The Lutheran People's Pastoral (PPL) has its origin in the liberation struggle in Latin America, where the people recognize the performance of God in history through the practice of justice. Effective, popular pastoral ministry is one that, as Jesus did, can read and interpret the society of his time to detect the problems that cause the people to suffer. Then injustice will be denounced, having on its horizon the change. The PPL appears in the final moments of a violent stage of Brazilian history, in which the country lived under the military dictatorship (1964 to 1985), generating repression, oppression, violence, and inequality. It is therefore extremely significant to understand how the PPL, an ecclesial movement with left-wing options, managed to establish itself in a minority church and historically linked to German immigrants.

In this context, also an internal movement appears to the IECLB called Encontrão (the movement or the gathering). It represents, on the one hand, traditional German pietism and, on the other hand, Latin American evangelicalism. The Encontrão began in the 1960s under the influence of an American Lutheran missionary. The emphasis on spiritual conversion and revival, although a minority in the IECLB, was echoed in the German Pietist tradition.

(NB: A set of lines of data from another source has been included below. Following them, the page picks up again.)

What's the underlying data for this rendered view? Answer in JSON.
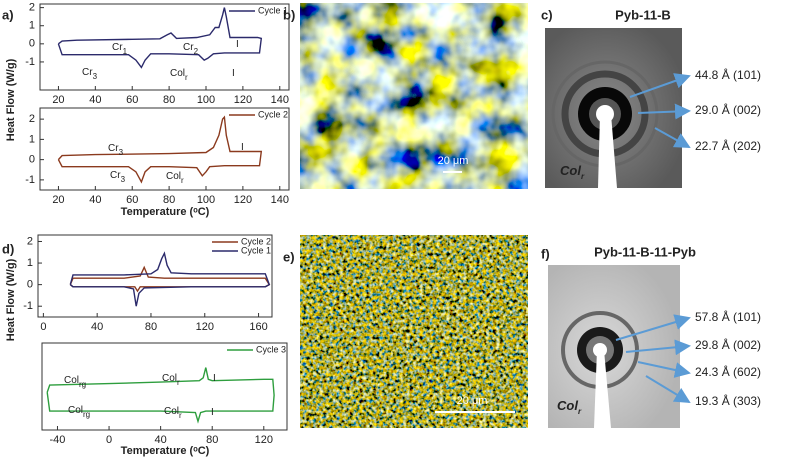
{
  "chart_data": [
    {
      "type": "line",
      "xlim": [
        10,
        145
      ],
      "xticks": [
        20,
        40,
        60,
        80,
        100,
        120,
        140
      ],
      "ylim": [
        -2.55,
        2.2
      ],
      "yticks": [
        2,
        1,
        0,
        -1
      ],
      "series": [
        {
          "name": "Cycle 1",
          "color": "#2b2a6b",
          "x": [
            20,
            22,
            30,
            60,
            75,
            79,
            81,
            84,
            95,
            102,
            105,
            107,
            109,
            110,
            111,
            113,
            120,
            128,
            130,
            129,
            120,
            110,
            104,
            101,
            99,
            96,
            80,
            70,
            67,
            65,
            62,
            58,
            40,
            22,
            20
          ],
          "values": [
            0,
            0.15,
            0.2,
            0.25,
            0.28,
            0.5,
            0.6,
            0.3,
            0.35,
            0.5,
            0.9,
            0.9,
            1.6,
            2.0,
            1.5,
            0.35,
            0.35,
            0.35,
            0.3,
            -0.5,
            -0.5,
            -0.5,
            -0.55,
            -0.8,
            -0.9,
            -0.6,
            -0.55,
            -0.55,
            -0.9,
            -1.3,
            -0.9,
            -0.6,
            -0.6,
            -0.6,
            0
          ]
        }
      ],
      "annotations": [
        {
          "text": "Cr",
          "sub": "1"
        },
        {
          "text": "Cr",
          "sub": "2"
        },
        {
          "text": "I"
        },
        {
          "text": "Cr",
          "sub": "3"
        },
        {
          "text": "Col",
          "sub": "r"
        },
        {
          "text": "I"
        }
      ]
    },
    {
      "type": "line",
      "xlim": [
        10,
        145
      ],
      "xticks": [
        20,
        40,
        60,
        80,
        100,
        120,
        140
      ],
      "ylim": [
        -1.5,
        2.55
      ],
      "yticks": [
        2,
        1,
        0,
        -1
      ],
      "series": [
        {
          "name": "Cycle 2",
          "color": "#8b3a1e",
          "x": [
            20,
            22,
            40,
            80,
            100,
            104,
            107,
            109,
            110,
            111,
            113,
            120,
            130,
            129,
            110,
            102,
            100,
            98,
            95,
            80,
            70,
            67,
            65,
            62,
            58,
            40,
            22,
            20
          ],
          "values": [
            0,
            0.2,
            0.25,
            0.3,
            0.35,
            0.6,
            1.2,
            2.0,
            2.1,
            1.2,
            0.4,
            0.4,
            0.4,
            -0.3,
            -0.3,
            -0.35,
            -0.6,
            -0.8,
            -0.4,
            -0.35,
            -0.35,
            -0.6,
            -1.1,
            -0.6,
            -0.35,
            -0.35,
            -0.35,
            0
          ]
        }
      ],
      "annotations": [
        {
          "text": "Cr",
          "sub": "3"
        },
        {
          "text": "I"
        },
        {
          "text": "Cr",
          "sub": "3"
        },
        {
          "text": "Col",
          "sub": "r"
        }
      ]
    },
    {
      "type": "line",
      "xlim": [
        -4,
        170
      ],
      "xticks": [
        0,
        40,
        80,
        120,
        160
      ],
      "ylim": [
        -1.5,
        2.3
      ],
      "yticks": [
        2,
        1,
        0,
        -1
      ],
      "series": [
        {
          "name": "Cycle 2",
          "color": "#8b3a1e",
          "x": [
            20,
            22,
            60,
            72,
            75,
            78,
            90,
            165,
            168,
            165,
            100,
            72,
            70,
            68,
            22,
            20
          ],
          "values": [
            0,
            0.3,
            0.3,
            0.4,
            0.8,
            0.35,
            0.3,
            0.3,
            0,
            -0.1,
            -0.1,
            -0.1,
            -0.3,
            -0.1,
            -0.1,
            0
          ]
        },
        {
          "name": "Cycle 1",
          "color": "#2b2a6b",
          "x": [
            20,
            22,
            60,
            80,
            85,
            88,
            90,
            92,
            95,
            110,
            165,
            168,
            165,
            110,
            75,
            71,
            69,
            67,
            60,
            22,
            20
          ],
          "values": [
            0,
            0.45,
            0.45,
            0.5,
            0.7,
            1.2,
            1.45,
            0.9,
            0.55,
            0.5,
            0.5,
            0,
            -0.1,
            -0.1,
            -0.15,
            -0.4,
            -1.0,
            -0.2,
            -0.1,
            -0.1,
            0
          ]
        }
      ]
    },
    {
      "type": "line",
      "xlim": [
        -52,
        138
      ],
      "xticks": [
        -40,
        0,
        40,
        80,
        120
      ],
      "ylim": [
        -1.5,
        1.5
      ],
      "series": [
        {
          "name": "Cycle 3",
          "color": "#2e9e3e",
          "x": [
            -48,
            -46,
            0,
            40,
            70,
            73,
            75,
            77,
            80,
            120,
            127,
            128,
            127,
            120,
            75,
            71,
            69,
            67,
            40,
            0,
            -46,
            -48
          ],
          "values": [
            -0.2,
            0.05,
            0.1,
            0.15,
            0.2,
            0.3,
            0.65,
            0.25,
            0.2,
            0.25,
            0.25,
            -0.3,
            -0.85,
            -0.85,
            -0.85,
            -0.9,
            -1.2,
            -0.9,
            -0.85,
            -0.85,
            -0.85,
            -0.2
          ]
        }
      ],
      "annotations": [
        {
          "text": "Col",
          "sub": "rg"
        },
        {
          "text": "Col",
          "sub": "r"
        },
        {
          "text": "I"
        },
        {
          "text": "Col",
          "sub": "rg"
        },
        {
          "text": "Col",
          "sub": "r"
        },
        {
          "text": "I"
        }
      ]
    }
  ],
  "panels": {
    "a": {
      "label": "a)",
      "y_label": "Heat Flow (W/g)",
      "x_label": "Temperature (ᵒC)"
    },
    "b": {
      "label": "b)",
      "scale_bar": "20 μm"
    },
    "c": {
      "label": "c)",
      "title": "Pyb-11-B",
      "phase": {
        "text": "Col",
        "sub": "r"
      },
      "reflections": [
        "44.8 Å (101)",
        "29.0 Å (002)",
        "22.7 Å (202)"
      ]
    },
    "d": {
      "label": "d)",
      "y_label": "Heat Flow (W/g)",
      "x_label": "Temperature (ᵒC)"
    },
    "e": {
      "label": "e)",
      "scale_bar": "20 μm"
    },
    "f": {
      "label": "f)",
      "title": "Pyb-11-B-11-Pyb",
      "phase": {
        "text": "Col",
        "sub": "r"
      },
      "reflections": [
        "57.8 Å (101)",
        "29.8 Å (002)",
        "24.3 Å (602)",
        "19.3 Å (303)"
      ]
    }
  }
}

A third trend in the IECLB is the Pietist movement MEUC; with emphasis on personal conversion, Bible studies, and fellowship groups. The Evangelical Christian Union Mission (MEUC) is an evangelical missionary entity recognized in the tradition of reform and pietism, inserted in the context of the Evangelical Lutheran Confession Church in Brazil (IECLB), with activities carried out in several cities in Brazil.

IECLB has a strong youth organization, Juventude Evangélica, which gatherings bring together thousands of participants from all the country around, and from another Lutheran church in Latin-American countries.

The IECLB´s women organization (OASE) is spread all church around, thousands of women members of the church, pillars of the church, connecting communities and congregations in service and leadership. OASE is women in action, are deeds in their hands, but also Interconnecting networks and weaving the sense of being a church in everyday life.

IECLB, as every large church, maintain a tension between adapting to the new contexts and hermeneutics of the Gospel and fidelity to their traditions. One of the most noteworthy changes of IECLB was the organization of the church in 18 synods, each with its a synodal pastor (like a bishop), whose function is to oversight (episkope) accompanying a synodal council.

ELCA has an accompanying relationship with one of the 18 synods, the synod of Holy Spirit Belem in a companion relationship with with Southern Ohio Synod. IECLB´s Pastor President, P. Sylvia Genz, said: It is encouraging to see that others are so interested in developments in Brazil and in our church. We know that we are not alone, but embedded in a huge network. Dialogue with our partners takes us further when it is at eye level and based on mutual respect. That way, good ideas can grow - both with us in Brazil and with our partners!